Nvidia confirms its commitment to making PhysX an open standard for everyone
After Nvidia’s CEO, Jen-Hsun Huang, said that Nvidia planned to provide PhysX support in CUDA, many people (including us) thought this meant that Nvidia planned to keep PhysX all to itself. However, the company has confirmed that it’s going to stick by its guns, by making PhysX a free API that’s available to anyone.
Nvidia’s director of product PR for EMEA and India, Luciano Alibrandi, told Custom PC that ‘We are committed to an open PhysX platform that encourages innovation and participation,’ and added that Nvidia would be ‘open to talking with any GPU vendor about support for their architecture.’
As well as this, Alibrandi also promised that the free PhysX SDK would continue to be available to game developers. ‘We plan to continue supporting all key gaming platforms, including the PC and all next-gen consoles, with free PhysX binaries,’ said Alibrandi. He also added that Nvidia planned to make this a ‘continually improving set of tools in an open development platform that encourages leading-edge partners to extend the PhysX eco-system.’
Nvidia is currently working on implementing PhysX into its CUDA language, which is supported by all GeForce 8-series GPUs.
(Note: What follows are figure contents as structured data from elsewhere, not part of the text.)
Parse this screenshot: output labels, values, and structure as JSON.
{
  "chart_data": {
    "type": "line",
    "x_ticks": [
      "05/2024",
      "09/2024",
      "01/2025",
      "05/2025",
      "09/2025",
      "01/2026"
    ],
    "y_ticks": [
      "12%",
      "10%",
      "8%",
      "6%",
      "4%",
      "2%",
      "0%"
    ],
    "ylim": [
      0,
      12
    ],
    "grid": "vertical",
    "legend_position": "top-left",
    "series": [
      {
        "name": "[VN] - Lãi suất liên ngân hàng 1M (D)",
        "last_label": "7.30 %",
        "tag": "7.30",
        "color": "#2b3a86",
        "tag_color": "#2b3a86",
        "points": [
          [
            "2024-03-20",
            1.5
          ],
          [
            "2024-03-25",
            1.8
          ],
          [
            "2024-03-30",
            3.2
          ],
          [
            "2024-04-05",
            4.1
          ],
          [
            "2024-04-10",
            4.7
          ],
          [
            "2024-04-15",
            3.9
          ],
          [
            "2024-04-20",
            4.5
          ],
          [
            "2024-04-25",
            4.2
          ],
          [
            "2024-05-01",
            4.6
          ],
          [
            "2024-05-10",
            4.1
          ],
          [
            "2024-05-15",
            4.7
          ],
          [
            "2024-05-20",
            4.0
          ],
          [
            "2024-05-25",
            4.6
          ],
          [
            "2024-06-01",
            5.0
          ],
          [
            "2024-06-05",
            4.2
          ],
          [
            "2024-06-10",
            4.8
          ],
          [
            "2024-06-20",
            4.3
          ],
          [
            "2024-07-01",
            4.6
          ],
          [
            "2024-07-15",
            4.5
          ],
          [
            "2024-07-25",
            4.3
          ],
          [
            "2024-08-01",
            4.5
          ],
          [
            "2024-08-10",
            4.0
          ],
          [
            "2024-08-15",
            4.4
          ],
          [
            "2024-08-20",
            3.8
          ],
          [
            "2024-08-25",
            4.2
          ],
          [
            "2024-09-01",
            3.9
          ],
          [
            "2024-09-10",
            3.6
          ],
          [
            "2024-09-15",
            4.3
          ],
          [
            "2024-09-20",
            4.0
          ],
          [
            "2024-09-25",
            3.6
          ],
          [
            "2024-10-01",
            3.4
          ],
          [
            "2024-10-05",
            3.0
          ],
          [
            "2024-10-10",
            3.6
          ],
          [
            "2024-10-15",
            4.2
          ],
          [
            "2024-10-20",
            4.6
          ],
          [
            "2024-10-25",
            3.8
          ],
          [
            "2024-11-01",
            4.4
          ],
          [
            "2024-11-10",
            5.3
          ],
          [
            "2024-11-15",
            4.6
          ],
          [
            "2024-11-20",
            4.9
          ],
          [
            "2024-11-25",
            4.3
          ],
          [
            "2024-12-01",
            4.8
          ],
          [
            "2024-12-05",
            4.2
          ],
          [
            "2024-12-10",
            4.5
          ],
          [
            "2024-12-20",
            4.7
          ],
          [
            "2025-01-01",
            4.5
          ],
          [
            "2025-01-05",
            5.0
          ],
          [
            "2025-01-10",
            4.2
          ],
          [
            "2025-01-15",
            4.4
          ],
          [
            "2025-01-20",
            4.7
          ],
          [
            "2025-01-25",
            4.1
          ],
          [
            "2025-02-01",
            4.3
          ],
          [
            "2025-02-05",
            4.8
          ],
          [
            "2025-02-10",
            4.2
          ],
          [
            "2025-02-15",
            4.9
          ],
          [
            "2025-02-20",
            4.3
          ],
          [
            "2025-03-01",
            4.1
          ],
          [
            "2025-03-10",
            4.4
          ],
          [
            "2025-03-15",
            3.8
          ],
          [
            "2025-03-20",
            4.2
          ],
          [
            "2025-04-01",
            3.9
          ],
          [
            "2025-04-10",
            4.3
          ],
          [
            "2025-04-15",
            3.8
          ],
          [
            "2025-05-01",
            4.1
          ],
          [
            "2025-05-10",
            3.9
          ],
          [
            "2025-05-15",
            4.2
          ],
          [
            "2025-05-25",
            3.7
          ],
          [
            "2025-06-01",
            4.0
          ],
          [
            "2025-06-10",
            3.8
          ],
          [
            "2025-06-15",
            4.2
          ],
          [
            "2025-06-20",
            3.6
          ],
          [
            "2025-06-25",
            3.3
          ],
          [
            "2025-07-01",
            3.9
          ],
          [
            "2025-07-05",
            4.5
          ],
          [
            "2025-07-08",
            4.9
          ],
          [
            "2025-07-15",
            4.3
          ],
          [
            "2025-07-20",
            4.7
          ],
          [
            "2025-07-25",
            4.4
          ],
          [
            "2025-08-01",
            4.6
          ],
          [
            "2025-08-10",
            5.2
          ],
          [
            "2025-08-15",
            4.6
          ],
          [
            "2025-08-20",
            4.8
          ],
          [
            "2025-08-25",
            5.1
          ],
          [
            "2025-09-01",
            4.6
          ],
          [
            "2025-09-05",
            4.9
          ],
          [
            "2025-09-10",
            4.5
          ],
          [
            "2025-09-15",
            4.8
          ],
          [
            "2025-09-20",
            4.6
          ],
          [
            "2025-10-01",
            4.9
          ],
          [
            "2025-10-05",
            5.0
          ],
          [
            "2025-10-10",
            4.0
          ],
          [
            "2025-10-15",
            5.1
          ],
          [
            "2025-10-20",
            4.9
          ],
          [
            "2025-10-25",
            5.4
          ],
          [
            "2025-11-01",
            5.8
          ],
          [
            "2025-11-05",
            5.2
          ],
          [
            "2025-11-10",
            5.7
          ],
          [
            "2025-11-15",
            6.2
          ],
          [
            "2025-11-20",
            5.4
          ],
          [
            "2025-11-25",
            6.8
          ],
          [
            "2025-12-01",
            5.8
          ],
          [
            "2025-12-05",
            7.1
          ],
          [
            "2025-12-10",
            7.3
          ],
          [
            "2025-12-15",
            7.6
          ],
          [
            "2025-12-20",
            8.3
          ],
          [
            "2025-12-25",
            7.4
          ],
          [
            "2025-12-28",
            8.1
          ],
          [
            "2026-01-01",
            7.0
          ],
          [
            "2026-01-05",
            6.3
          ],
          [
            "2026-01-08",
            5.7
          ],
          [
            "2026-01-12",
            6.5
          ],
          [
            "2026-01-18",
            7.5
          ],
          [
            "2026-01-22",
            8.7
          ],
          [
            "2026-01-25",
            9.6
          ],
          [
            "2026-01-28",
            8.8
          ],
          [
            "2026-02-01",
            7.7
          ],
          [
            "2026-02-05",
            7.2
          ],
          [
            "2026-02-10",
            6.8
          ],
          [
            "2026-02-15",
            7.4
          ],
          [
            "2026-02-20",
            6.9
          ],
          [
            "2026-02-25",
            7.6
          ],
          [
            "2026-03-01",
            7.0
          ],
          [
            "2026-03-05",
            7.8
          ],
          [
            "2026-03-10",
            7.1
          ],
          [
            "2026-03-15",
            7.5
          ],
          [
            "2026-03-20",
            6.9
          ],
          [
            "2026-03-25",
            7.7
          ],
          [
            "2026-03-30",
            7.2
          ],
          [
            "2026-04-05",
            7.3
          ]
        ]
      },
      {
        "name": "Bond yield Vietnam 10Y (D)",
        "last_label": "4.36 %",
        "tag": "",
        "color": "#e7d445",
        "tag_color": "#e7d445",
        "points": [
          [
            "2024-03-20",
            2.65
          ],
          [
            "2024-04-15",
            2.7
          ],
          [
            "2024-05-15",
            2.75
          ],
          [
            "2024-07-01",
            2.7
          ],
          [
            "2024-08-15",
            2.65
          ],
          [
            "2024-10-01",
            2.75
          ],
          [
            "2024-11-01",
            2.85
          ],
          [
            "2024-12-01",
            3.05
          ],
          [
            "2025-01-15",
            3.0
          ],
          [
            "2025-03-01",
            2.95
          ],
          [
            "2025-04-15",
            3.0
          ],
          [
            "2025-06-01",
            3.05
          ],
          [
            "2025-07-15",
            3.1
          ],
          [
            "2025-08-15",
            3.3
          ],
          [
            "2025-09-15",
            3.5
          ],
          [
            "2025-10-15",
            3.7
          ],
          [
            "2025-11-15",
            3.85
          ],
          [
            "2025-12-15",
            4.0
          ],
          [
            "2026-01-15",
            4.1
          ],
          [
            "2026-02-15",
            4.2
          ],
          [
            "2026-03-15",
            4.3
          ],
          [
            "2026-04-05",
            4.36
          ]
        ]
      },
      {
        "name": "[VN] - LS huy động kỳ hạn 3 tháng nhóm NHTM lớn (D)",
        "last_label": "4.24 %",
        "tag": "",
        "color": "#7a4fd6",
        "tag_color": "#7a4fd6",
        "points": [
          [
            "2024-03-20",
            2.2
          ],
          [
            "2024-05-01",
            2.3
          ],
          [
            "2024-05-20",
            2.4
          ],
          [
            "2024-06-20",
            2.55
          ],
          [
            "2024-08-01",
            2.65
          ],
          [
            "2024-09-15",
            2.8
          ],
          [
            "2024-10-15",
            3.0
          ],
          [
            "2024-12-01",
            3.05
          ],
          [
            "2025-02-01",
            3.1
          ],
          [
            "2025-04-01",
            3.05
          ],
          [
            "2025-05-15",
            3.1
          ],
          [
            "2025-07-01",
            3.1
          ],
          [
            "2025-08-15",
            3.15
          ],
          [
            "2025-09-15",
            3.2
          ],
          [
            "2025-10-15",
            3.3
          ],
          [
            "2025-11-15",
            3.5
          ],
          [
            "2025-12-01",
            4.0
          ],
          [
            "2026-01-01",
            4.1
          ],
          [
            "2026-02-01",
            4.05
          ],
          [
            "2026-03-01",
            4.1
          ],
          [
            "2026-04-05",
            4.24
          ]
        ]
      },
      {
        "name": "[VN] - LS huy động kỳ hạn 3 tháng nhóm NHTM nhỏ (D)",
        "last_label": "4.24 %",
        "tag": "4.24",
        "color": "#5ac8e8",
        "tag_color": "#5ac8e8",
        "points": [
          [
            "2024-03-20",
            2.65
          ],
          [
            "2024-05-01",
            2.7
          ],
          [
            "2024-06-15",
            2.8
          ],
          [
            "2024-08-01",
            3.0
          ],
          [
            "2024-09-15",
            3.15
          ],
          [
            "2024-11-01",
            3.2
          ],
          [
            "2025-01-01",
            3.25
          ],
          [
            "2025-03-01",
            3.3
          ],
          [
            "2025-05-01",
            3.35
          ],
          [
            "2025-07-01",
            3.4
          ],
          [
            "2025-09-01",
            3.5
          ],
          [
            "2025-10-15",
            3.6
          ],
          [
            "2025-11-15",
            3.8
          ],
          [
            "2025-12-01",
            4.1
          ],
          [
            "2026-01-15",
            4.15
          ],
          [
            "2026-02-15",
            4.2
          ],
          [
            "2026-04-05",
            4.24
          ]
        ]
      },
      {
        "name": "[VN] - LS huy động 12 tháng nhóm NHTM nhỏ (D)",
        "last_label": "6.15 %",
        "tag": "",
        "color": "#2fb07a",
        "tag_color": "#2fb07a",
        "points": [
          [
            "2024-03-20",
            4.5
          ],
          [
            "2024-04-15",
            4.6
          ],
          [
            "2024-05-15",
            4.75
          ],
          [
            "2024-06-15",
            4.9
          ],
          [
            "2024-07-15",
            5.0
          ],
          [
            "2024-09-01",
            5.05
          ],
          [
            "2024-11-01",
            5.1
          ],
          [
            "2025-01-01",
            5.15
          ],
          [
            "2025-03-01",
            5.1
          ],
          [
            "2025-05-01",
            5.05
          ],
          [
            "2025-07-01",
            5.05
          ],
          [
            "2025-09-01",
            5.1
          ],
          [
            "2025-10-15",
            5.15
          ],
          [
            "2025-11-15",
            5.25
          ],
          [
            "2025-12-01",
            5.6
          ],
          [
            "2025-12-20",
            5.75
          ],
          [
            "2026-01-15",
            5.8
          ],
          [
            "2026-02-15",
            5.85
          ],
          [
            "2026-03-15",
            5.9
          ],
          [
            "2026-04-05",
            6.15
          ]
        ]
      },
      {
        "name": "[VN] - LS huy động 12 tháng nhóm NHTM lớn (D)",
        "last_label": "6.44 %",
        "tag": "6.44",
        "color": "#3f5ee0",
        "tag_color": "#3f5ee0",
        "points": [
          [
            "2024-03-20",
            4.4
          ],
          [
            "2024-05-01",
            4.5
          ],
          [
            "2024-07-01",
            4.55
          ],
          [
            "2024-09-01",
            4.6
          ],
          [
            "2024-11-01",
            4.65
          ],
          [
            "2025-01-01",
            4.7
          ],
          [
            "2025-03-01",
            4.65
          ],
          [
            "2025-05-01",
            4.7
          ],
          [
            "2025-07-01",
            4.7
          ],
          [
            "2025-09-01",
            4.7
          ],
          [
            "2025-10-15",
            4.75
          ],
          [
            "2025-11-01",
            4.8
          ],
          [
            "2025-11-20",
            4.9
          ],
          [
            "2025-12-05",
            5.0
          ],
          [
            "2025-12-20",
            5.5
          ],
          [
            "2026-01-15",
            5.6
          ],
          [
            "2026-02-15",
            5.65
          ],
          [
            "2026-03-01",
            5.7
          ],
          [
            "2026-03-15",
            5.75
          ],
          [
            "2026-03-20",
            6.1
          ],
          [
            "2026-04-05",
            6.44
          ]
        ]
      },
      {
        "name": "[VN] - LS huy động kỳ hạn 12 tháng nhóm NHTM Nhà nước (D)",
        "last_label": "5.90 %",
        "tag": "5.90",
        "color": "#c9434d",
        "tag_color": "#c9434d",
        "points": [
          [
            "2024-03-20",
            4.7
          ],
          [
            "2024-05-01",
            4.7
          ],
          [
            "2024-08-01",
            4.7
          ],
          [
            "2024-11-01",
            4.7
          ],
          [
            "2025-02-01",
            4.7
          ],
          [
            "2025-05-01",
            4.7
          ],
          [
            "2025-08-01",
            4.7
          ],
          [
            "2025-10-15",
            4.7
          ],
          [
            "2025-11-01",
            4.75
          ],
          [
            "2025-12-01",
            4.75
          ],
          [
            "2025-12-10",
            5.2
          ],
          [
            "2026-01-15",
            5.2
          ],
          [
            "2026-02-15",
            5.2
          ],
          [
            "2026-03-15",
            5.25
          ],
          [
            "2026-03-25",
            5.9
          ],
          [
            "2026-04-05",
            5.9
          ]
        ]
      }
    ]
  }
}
When this is ready to go, Alibrandi said that owners of these GPUs will ‘simply need to download the CUDA PhysX drivers from Nvidia,’ and that ‘hardware acceleration will then be transparently supported for applications making use of the PhysX SDK.’
Nvidia plans to support PhysX in a number of ways, and Alibrandi says that these ‘could include both single and SLI based options.’ He also confirmed that Nvidia’s relationship with Havok is now over, saying that ‘we are 100 per cent focused on enabling CUDA-based GPUs to accelerate PhysX processing.’
If you’re one of the rare owners of a PhysX card, then you’ll be pleased to know that Alibrandi also confirmed that Nvidia would ‘continue to support the PhysX processor as demand dictates,’ although he said that CUDA-enabled GPUs would ‘outperform the PPU,’ Interestingly, when we asked if Nvidia would finally reveal the details of the inside of the PhysX chip, he replied: ‘Maybe.’ Ageia was very secretive about the inner workings of the PhysX chip, and we’d love to know what was inside it.
Either way, it looks as though there’s hope for AMD / ATI getting a bite of the GPU PhysX pie after all; the guys at AMD just need to decide whether they want it.